Moran listou alguns usos da IA no ensino atualmente: planejamento de aulas, sugestão de atividades, estratégias, formas de avaliação; resumos e sínteses; aumento nos níveis de personalização; e auxílio nas avaliações e gestão. “Estamos caminhando para multiversidade, com ambientes virtuais imersivos para aprender, experimentar, cria, empreender. Isso com planos de estudo personalizados, flexíveis e com mais itinerários, um design curricular como mapas de transporte, atendendo necessidades e percursos diferentes”, explicou.
“É preciso pensar que nossos alunos vivem realidades diferentes, daí a necessidade de modelos educacionais diferentes”, começou Maurício Garcia. “Também precisamos entender que assistentes pessoais como ChatGPT e outras IAs generativas são diferentes de agentes IA, onde está realmente o grande impacto no futuro dos professores. E pouca gente olha para essa grande mudança. com uma grande quantidade de EdTechs trabalhando em soluções especializadas para diferentes áreas”, prosseguiu.
“Um desafio atual é focar na formação de professores que dominem não apenas uma área, mas saibam uma metodologia pedagógica, engenharia de prompt para entenderem os assistentes pessoais e de programação básica para atuarem com os agentes de IA. Esse é o futuro dos professores”, decretou. “Esses professores precisam ter em mente quem são os alunos que viverão em um mundo cercado pela IA, daí a necessidade de redesenho dos novos currículos para atender um mundo em constante em transformação”, finalizou.

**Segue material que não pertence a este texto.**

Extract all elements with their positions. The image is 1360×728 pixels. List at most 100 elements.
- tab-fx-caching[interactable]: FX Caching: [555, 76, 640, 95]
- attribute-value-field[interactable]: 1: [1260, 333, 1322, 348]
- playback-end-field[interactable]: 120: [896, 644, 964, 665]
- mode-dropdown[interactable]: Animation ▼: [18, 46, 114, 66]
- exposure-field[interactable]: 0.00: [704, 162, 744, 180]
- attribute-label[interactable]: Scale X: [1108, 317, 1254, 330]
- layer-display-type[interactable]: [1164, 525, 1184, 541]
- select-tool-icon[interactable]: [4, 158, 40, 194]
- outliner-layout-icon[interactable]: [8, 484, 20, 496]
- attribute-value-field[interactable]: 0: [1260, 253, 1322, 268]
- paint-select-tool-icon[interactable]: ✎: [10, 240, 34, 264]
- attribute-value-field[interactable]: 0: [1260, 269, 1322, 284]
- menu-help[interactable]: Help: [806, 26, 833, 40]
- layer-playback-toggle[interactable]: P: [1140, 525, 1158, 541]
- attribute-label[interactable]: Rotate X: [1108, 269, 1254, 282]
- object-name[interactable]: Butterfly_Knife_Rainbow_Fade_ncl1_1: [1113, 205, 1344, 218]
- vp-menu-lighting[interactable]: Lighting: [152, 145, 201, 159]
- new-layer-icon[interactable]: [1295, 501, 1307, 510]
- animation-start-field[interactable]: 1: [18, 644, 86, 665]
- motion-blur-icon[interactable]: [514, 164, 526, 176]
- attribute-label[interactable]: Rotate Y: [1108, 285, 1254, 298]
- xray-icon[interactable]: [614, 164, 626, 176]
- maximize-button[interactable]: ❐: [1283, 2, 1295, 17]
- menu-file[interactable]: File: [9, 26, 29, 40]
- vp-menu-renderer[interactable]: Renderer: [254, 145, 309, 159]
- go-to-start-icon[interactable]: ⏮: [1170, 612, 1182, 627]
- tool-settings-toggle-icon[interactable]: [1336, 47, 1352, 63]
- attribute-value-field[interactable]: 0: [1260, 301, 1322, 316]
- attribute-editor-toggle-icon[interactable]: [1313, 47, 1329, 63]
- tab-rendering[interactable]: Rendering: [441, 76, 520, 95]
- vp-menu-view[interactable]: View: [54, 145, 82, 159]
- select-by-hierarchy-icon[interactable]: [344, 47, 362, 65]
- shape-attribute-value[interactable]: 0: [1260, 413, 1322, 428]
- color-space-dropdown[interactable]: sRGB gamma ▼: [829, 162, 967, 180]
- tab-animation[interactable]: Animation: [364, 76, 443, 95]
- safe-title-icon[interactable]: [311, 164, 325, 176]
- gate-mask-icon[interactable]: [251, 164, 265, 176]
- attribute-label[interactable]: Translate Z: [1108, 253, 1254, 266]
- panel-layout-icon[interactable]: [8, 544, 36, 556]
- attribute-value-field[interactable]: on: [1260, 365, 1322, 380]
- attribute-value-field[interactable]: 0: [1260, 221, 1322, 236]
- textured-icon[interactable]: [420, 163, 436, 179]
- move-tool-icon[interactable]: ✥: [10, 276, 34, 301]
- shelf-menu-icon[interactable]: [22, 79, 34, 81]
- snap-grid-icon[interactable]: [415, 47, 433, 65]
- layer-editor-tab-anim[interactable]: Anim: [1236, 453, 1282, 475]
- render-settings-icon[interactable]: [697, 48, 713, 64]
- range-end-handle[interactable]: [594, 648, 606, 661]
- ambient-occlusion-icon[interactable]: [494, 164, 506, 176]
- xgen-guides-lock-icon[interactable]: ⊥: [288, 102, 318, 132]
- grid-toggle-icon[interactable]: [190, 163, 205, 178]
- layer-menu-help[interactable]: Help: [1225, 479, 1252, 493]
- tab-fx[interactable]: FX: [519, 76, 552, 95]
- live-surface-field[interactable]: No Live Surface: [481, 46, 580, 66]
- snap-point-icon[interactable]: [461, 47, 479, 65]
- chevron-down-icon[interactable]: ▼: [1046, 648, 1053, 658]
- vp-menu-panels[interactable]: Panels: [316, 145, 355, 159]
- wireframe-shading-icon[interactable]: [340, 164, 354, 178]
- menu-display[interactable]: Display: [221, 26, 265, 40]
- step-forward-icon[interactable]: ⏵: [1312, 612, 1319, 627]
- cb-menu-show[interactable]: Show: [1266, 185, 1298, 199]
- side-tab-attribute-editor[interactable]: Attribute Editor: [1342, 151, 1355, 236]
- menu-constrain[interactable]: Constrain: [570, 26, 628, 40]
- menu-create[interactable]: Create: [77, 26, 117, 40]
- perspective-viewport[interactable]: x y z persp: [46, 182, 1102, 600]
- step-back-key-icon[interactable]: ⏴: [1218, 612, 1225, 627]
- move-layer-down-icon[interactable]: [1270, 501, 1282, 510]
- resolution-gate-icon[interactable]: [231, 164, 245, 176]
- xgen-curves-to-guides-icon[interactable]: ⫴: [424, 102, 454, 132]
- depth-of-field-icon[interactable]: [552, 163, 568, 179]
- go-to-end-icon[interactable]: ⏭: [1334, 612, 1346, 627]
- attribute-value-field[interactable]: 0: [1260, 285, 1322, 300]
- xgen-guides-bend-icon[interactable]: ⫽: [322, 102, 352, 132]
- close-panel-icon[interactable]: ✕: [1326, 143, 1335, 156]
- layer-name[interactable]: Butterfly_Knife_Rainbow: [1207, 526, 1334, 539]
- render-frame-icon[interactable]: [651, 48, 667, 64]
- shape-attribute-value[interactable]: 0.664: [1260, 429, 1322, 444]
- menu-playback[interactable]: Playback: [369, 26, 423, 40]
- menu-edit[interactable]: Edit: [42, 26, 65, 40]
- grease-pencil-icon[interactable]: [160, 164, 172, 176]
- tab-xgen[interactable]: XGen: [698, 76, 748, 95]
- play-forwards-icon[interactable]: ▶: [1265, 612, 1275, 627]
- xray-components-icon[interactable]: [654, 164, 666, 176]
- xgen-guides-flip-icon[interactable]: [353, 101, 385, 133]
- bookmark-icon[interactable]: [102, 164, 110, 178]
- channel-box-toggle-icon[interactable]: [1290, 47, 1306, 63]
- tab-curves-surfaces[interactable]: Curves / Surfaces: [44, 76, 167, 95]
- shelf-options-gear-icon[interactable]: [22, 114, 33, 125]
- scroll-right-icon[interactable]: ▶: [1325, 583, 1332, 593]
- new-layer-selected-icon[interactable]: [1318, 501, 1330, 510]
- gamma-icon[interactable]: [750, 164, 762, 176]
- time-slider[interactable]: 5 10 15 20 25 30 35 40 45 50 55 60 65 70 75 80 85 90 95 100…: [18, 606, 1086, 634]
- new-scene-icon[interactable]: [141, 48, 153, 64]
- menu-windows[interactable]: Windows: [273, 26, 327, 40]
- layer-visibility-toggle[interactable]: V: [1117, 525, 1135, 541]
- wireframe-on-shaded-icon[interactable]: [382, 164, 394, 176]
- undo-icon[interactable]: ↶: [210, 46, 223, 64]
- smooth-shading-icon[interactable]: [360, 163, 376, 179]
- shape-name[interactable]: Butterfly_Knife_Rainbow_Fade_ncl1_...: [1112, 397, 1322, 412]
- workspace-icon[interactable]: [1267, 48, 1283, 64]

“Os sistemas atuais não preparam estudantes adequadamente para o mercado de trabalho em rápida transformação, impactado pela automação e inteligência artificial”, decretou Ana Valéria Sampaio de Almeida Reis. “Isso é muito preocupante porque precisamos pensar em questões relevantes em relação à profissão docente. Precisamos melhorar as condições laborais da profissão, valorizando o magistério, promovendo o desenvolvimento profissional contínuo e envolvendo esses docentes em iniciativas para combater a escassez”, listou ela.
Para Ana Valéria, apesar dos desafios relacionados à empregabilidade e a uma nova identidade dos docentes, o papel dos professores será transformado. “O professor passa a ser um mentor e facilitador do aprendizado, focando no desenvolvimento do pensamento crítico, criatividade, compaixão e colaboração nos estudantes”, apontou a pesquisadora. “É fundamental também que os docentes ajudem os estudantes a questionarem os conteúdos gerados pela IA, avaliando sua qualidade, confiabilidade e potenciais vieses”, acrescentou destacando a importância de um processo contínuo de alfabetização tecnológica. “Mesmo em um mundo digitalizado, a figura central do professor persiste”.